Figure 5. Elf5 modulates the adhesion of breast cancer cells.

(A) Quantification of detached cells in cultures treated with DOX (+D) compared to no induction (−D). (B) Ability of DOX-treated cells to replate 4 h after trypsin destruction of attachment proteins, compared to untreated cells. Data are expressed as a percentage of replated untreated cells. (C) Proportion of apoptotic cells in DOX treated (grey bars) compared to untreated (black bars) T47D-ELF5-V5 cells, measured by flow cytometry using the M30 antibody. (D) Expression and activation of key cell adhesion proteins following DOX induction of ELF5-V5 expression.

Figure 6. ELF5 suppresses the estrogen-sensitive phenotype.

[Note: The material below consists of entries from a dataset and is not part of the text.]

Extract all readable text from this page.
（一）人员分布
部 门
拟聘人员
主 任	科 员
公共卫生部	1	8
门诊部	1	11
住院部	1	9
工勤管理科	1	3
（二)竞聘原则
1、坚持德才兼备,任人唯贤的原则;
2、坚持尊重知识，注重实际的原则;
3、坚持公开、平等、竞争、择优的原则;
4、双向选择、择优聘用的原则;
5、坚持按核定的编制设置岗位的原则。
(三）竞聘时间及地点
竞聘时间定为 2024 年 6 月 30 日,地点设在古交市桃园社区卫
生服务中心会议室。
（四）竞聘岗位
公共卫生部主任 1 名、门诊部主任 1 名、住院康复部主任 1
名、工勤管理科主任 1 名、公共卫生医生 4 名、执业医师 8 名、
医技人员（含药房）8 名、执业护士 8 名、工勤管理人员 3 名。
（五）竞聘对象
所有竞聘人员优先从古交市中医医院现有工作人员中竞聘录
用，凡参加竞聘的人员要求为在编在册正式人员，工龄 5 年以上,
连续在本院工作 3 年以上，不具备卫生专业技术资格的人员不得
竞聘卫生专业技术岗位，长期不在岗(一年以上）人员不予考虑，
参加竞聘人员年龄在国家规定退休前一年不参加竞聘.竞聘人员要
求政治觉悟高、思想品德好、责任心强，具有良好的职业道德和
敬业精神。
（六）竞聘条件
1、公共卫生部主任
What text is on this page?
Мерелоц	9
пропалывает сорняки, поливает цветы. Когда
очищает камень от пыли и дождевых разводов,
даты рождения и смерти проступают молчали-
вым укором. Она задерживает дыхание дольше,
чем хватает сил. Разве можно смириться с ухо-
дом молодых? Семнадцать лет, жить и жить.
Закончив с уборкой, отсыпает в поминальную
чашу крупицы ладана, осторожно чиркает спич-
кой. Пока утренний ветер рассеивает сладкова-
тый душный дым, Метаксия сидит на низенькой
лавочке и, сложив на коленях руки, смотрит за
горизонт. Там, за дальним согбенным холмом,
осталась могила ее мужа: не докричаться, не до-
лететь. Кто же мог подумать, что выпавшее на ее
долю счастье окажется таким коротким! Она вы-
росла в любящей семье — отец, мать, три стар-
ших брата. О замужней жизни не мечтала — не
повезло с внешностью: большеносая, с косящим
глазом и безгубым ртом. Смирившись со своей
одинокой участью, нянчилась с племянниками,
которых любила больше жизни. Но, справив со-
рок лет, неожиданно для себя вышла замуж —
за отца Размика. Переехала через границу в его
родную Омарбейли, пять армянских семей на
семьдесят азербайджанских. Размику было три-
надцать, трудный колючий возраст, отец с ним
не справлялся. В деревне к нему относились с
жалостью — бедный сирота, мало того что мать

(A) Western blot showing reduced expression of key genes involved in the response to estrogens following induction of ELF5 expression. (B) Reduced transcriptional activity of reporters of ER and FOXA1 (UGT2B17 promoter) transcriptional activity following induction of ELF5 in MCF7 cells. Black bars, -DOX, grey bars +DOX 72 h for ERE and 24 h and 48 h for FOXA1. (C) Cell accumulation in MCF7-V5 cell cultures with (+E) or without (−E) 10 nM estrogen treatment, or following expression of ER (+ER) and 10 nM E in the context of induced ELF5. Black bars, -DOX; grey bars +DOX, 72 h and 144 h, respectively. (D) interaction of ELF5-regulated gene sets with estrogen-regulated gene sets. p-Values and odds ratios derived from hypergeometric tests. Number of genes in brackets. (E) Enrichment of gene sets in ELF5 ChIP targets either down (Dn) or Up in response to forced ELF5-V5 expression in T47D cells with DOX. P-Values for hypergeometric tests from GSEA (upper case) or Oncomine (lower case).

Figure 7. ELF5 specifies breast cancer subtype.

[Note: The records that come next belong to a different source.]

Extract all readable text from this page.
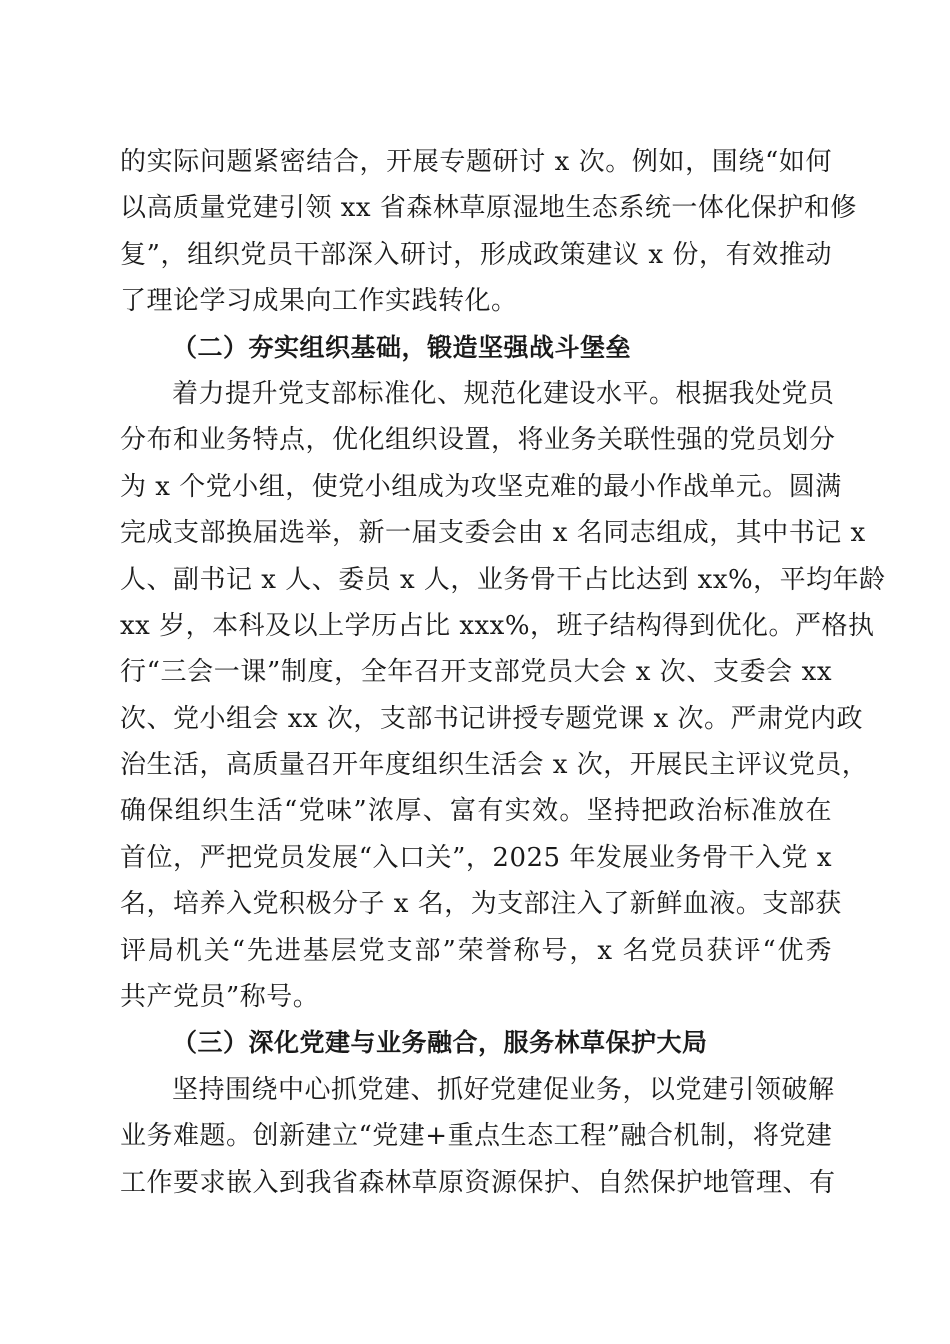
的实际问题紧密结合，开展专题研讨 x 次。例如，围绕“如何
以高质量党建引领 xx 省森林草原湿地生态系统一体化保护和修
复”，组织党员干部深入研讨，形成政策建议 x 份，有效推动
了理论学习成果向工作实践转化。
（二）夯实组织基础，锻造坚强战斗堡垒
着力提升党支部标准化、规范化建设水平。根据我处党员
分布和业务特点，优化组织设置，将业务关联性强的党员划分
为 x 个党小组，使党小组成为攻坚克难的最小作战单元。圆满
完成支部换届选举，新一届支委会由 x 名同志组成，其中书记 x
人、副书记 x 人、委员 x 人，业务骨干占比达到 xx%，平均年龄
xx 岁，本科及以上学历占比 xxx%，班子结构得到优化。严格执
行“三会一课”制度，全年召开支部党员大会 x 次、支委会 xx
次、党小组会 xx 次，支部书记讲授专题党课 x 次。严肃党内政
治生活，高质量召开年度组织生活会 x 次，开展民主评议党员，
确保组织生活“党味”浓厚、富有实效。坚持把政治标准放在
首位，严把党员发展“入口关”，2025 年发展业务骨干入党 x
名，培养入党积极分子 x 名，为支部注入了新鲜血液。支部获
评局机关“先进基层党支部”荣誉称号，x 名党员获评“优秀
共产党员”称号。
（三）深化党建与业务融合，服务林草保护大局
坚持围绕中心抓党建、抓好党建促业务，以党建引领破解
业务难题。创新建立“党建+重点生态工程”融合机制，将党建
工作要求嵌入到我省森林草原资源保护、自然保护地管理、有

(A) Sub network of breast cancer subtype gene sets derived from forced ELF5 expression in MCF7 luminal breast cancer cells (inner node color) and knockdown of ELF5 expression in HCC1937 basal breast cancer cells. Node size is proportional to gene set size; thicker green lines indicate greater gene set overlap. Nodes are positioned according to similarity in gene sets. Labels in bold type indicate the functional significance of the four clusters generated, label is plain type is the gene set name. The full network is shown in Figure S16. (B–D) expression signature analysis of the ELF5-induced changes in molecular subtype produced by ELF5 knockdown in HCC1937 cells (B), or forced ELF5 expression in MCF7 cells (C), or T47D cells (D). Bars show the indicated comparisons that produce the associated p-values. BS, borderline significance; NS, not significant.

Figure 8. Elevated ELF5 allows escape from antiestrogen-induced proliferative arrest.

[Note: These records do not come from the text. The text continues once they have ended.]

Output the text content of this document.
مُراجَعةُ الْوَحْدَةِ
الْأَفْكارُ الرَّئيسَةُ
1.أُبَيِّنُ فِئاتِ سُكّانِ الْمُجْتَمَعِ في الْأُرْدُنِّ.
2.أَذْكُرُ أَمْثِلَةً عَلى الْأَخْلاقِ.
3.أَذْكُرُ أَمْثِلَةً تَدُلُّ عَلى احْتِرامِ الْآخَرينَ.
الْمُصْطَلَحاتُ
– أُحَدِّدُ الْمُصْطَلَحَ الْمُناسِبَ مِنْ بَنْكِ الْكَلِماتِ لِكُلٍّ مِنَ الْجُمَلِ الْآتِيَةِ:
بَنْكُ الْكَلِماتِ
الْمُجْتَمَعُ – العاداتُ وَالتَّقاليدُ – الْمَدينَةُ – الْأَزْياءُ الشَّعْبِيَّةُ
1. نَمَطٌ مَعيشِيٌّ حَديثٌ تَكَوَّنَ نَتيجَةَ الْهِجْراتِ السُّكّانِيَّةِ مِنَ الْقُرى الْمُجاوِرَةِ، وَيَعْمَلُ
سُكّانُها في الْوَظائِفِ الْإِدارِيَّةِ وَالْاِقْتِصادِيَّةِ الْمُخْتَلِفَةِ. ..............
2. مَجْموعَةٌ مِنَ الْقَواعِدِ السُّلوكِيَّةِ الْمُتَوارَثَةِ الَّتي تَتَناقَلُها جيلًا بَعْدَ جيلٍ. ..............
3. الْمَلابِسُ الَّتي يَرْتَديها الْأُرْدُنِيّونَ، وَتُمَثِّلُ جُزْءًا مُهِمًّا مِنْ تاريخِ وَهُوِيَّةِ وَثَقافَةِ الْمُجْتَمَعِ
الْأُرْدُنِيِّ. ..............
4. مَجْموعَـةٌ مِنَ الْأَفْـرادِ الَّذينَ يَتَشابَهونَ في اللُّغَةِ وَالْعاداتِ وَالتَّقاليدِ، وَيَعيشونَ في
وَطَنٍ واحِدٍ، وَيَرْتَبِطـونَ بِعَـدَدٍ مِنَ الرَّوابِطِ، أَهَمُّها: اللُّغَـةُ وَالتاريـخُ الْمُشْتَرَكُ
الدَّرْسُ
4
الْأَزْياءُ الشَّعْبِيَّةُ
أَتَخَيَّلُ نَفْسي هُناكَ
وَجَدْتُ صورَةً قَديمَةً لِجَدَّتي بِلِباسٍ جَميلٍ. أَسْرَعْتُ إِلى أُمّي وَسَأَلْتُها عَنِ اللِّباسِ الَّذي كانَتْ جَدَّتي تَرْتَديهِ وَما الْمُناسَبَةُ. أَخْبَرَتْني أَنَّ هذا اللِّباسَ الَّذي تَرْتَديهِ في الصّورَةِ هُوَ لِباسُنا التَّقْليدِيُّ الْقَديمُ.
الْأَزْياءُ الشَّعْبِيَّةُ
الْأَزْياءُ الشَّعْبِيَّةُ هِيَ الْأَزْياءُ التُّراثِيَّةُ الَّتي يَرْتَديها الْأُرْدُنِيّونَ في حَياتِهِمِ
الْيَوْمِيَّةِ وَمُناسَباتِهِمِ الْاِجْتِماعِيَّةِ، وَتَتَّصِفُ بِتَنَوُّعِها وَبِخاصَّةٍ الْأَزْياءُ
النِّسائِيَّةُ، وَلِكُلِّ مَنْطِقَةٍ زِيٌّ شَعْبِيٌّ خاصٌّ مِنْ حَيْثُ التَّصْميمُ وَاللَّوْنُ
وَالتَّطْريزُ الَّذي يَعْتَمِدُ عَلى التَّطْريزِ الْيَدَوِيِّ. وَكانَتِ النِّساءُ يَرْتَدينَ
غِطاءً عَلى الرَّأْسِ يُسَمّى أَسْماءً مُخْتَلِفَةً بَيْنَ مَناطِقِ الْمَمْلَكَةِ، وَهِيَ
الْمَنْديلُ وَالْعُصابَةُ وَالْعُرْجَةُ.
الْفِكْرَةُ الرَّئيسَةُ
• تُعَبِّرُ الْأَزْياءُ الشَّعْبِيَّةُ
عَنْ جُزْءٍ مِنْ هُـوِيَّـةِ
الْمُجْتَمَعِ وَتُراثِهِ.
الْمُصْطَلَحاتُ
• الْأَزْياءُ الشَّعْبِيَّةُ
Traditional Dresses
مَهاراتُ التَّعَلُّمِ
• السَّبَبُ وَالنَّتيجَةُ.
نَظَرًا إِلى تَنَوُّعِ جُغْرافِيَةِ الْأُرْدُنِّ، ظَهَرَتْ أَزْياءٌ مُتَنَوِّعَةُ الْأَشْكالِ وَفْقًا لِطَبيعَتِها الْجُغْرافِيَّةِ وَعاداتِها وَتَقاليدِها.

(A) Affymetrix profiling of the expression (red high, green low) of key estrogen response genes in two models of antiestrogen resistance. The lines were derived from MCF7 cells from the Cardiff laboratory (MCF7C) to be resistant to TAMR or FASR. Additional two heat maps show the change in the expression of the ELF5 transcriptional signature in TAMR and FASR cells compared to parental. (B) PCR validation of the change in ELF5 expression in TAMR and FASR cells. (C) Drug-response signatures from Oncomine enriched among genes implicated in antiestrogen resistance that are ELF5 ChIP targets. (D) Eduction in ELF5 expression by estrogen treatment in MCF7C and TAMR cells. (E) Effects of ELF5 knockdown in TAMR cells on the expansion in cell number. Insets, demonstration of ELF5 knockdown by qPCR and IHC compared to both risc-free and scrambled siRNA controls. (F) BrdU labeling shows ELF5 knockdown inhibits cell proliferation in TAMR cells to a much greater extent than seen in the parental cells. (G) Model of ELF5 action in normal development and breast cancer, see the Discussion for details.